Exceptional Student Service Starts with Shared Information

 

Kristine E. Dillon, Dean of Undergraduate Education and Student Affairs, Tufts University

 

q    Tufts University identified the opportunity to assess and redesign traditional student services in the context of a new physical facility whose design would support its vision and whose coordinated organization and systems would allow staff to interact with students and families in a knowledgeable, comprehensive and integrated manner. Tufts' approach extended well beyond transactional, one-stop "banking" models employed in some universities to address the importance of using technology and space to increase the impact of its distinctive educational experience for highly talented students.

q    The new organization established Class Teams (serving each of the four undergraduate classes and graduate students), linking on each team a professional representative from Student Affairs, Undergraduate Education and Career Services to plan for students' developmental needs and opportunities. The target audiences of the teams' work are students, faculty advisors and, in some cases, parents. Tufts also created a new teamed approach in support of direct student service: a one-stop desk staffed by cross-trained "entry level ombuds-people" to respond to queries and transactions across the majority of student inquiries. Additionally, the student services redesign integrated financial aid and bursar functions at the professional/functional level, while preserving the professional identifications and affiliations of these staff.

q       Critical to the success of the collaborative model adopted at Tufts is the use of shared information about students now contained in a Student Portfolio system that also tracks staff contacts with students and their parents about their interactions with the Student Services Center.
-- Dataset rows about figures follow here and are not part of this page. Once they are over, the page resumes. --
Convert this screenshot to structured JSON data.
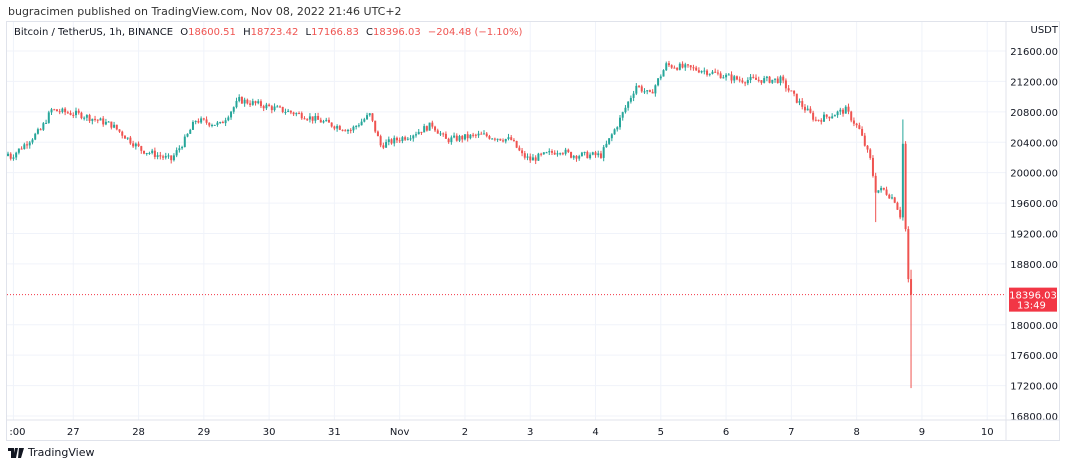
{
  "header": {
    "published": "bugracimen published on TradingView.com, Nov 08, 2022 21:46 UTC+2"
  },
  "legend": {
    "symbol": "Bitcoin / TetherUS, 1h, BINANCE",
    "o_label": "O",
    "o": "18600.51",
    "h_label": "H",
    "h": "18723.42",
    "l_label": "L",
    "l": "17166.83",
    "c_label": "C",
    "c": "18396.03",
    "change": "−204.48 (−1.10%)"
  },
  "footer": {
    "brand": "TradingView"
  },
  "colors": {
    "up": "#26a69a",
    "down": "#ef5350",
    "grid": "#f0f3fa",
    "last": "#f23645"
  },
  "chart_data": {
    "type": "candlestick",
    "interval": "1h",
    "currency": "USDT",
    "ylim": [
      16800,
      21800
    ],
    "yticks": [
      21600,
      21200,
      20800,
      20400,
      20000,
      19600,
      19200,
      18800,
      18000,
      17600,
      17200,
      16800
    ],
    "ytick_labels": [
      "21600.00",
      "21200.00",
      "20800.00",
      "20400.00",
      "20000.00",
      "19600.00",
      "19200.00",
      "18800.00",
      "18000.00",
      "17600.00",
      "17200.00",
      "16800.00"
    ],
    "xticks": [
      {
        "hour": 2,
        "label": ":00"
      },
      {
        "hour": 24,
        "label": "27"
      },
      {
        "hour": 48,
        "label": "28"
      },
      {
        "hour": 72,
        "label": "29"
      },
      {
        "hour": 96,
        "label": "30"
      },
      {
        "hour": 120,
        "label": "31"
      },
      {
        "hour": 144,
        "label": "Nov"
      },
      {
        "hour": 168,
        "label": "2"
      },
      {
        "hour": 192,
        "label": "3"
      },
      {
        "hour": 216,
        "label": "4"
      },
      {
        "hour": 240,
        "label": "5"
      },
      {
        "hour": 264,
        "label": "6"
      },
      {
        "hour": 288,
        "label": "7"
      },
      {
        "hour": 312,
        "label": "8"
      },
      {
        "hour": 336,
        "label": "9"
      },
      {
        "hour": 360,
        "label": "10"
      }
    ],
    "close_path": [
      [
        0,
        20250
      ],
      [
        1,
        20206
      ],
      [
        12,
        20560
      ],
      [
        16,
        20824
      ],
      [
        27,
        20760
      ],
      [
        38,
        20630
      ],
      [
        49,
        20300
      ],
      [
        60,
        20170
      ],
      [
        65,
        20430
      ],
      [
        69,
        20690
      ],
      [
        78,
        20630
      ],
      [
        85,
        20955
      ],
      [
        93,
        20890
      ],
      [
        108,
        20760
      ],
      [
        119,
        20630
      ],
      [
        126,
        20560
      ],
      [
        133,
        20760
      ],
      [
        137,
        20360
      ],
      [
        148,
        20495
      ],
      [
        156,
        20630
      ],
      [
        161,
        20430
      ],
      [
        174,
        20495
      ],
      [
        185,
        20430
      ],
      [
        189,
        20230
      ],
      [
        192,
        20170
      ],
      [
        203,
        20300
      ],
      [
        207,
        20230
      ],
      [
        218,
        20230
      ],
      [
        224,
        20630
      ],
      [
        231,
        21150
      ],
      [
        236,
        21020
      ],
      [
        242,
        21415
      ],
      [
        255,
        21350
      ],
      [
        269,
        21220
      ],
      [
        284,
        21220
      ],
      [
        290,
        20955
      ],
      [
        297,
        20690
      ],
      [
        308,
        20824
      ],
      [
        313,
        20560
      ],
      [
        317,
        20170
      ],
      [
        319,
        19770
      ],
      [
        322,
        19770
      ],
      [
        326,
        19640
      ],
      [
        328,
        19440
      ],
      [
        329,
        20360
      ],
      [
        330,
        19250
      ],
      [
        331,
        18600.51
      ]
    ],
    "last_candle": {
      "hour": 332,
      "open": 18600.51,
      "high": 18723.42,
      "low": 17166.83,
      "close": 18396.03
    },
    "last_price": {
      "label": "18396.03",
      "countdown": "13:49"
    }
  }
}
q       The use of phone messaging through a common email client and the implementation of a common electronic calendar further strengthens the ability of staff to communicate and behave collaboratively.

  

Abstract

At Tufts University, improved technology and organizational processes for the sharing of information underpin the student services program.  This effort results in speeding indispensable information to students, differentiated by class year when appropriate. With the technologies in place and being developed, Tufts student services staff can better examine the progress of individual students over time, assist their faculty advisors to guide them to suitable post-graduate fellowship opportunities; provide support to students who are developing a distinctive program for their major; or work collaboratively to find solutions with a student who may be having difficulty completing academic requirements.  Better integration of our student services and alumni information also improves the linking of our alumni to the currently enrolled students in support of Tufts career services. 

 

Biographical Information

Kristine E. Dillon, Dean of Undergraduate Education and Student Affairs

Appointed in 1999 to provide leadership, vision and managerial direction for student support services, Dr. Dillon’s role is to ensure an overall student-centered environment at Tufts conducive to learning and committed to quality service to students. This includes the successful integration of student services within a newly established Student Services Center whose staff now work in teams focused on student development, student financial services and increased personal and electronic delivery of relevant information to students, faculty and staff. Functional areas within the unit include: dean of students (residential programs, student discipline, student activities, disabled students, and centers for international, lgbt, women, Latino, Asian American and African American students); student health; counseling; Undergraduate Education (class deans, coordination of faculty advisors, study abroad, learning disabilities, academic resource center); career services; registration; bursar and financial aid.  This organization and new deanship emerged from the project led by Dr. Dillon at Tufts from 1998 through 2000.  Prior to coming to Tufts, for 15 years she held the position of Associate Vice President for Student Affairs at the University of Southern California where she also served on the university’s re-engineering task force. Education background:   Ph. D. and M.A.  (Higher Education/Economics of Education) The Claremont School,   B.A. (English) Whittier College.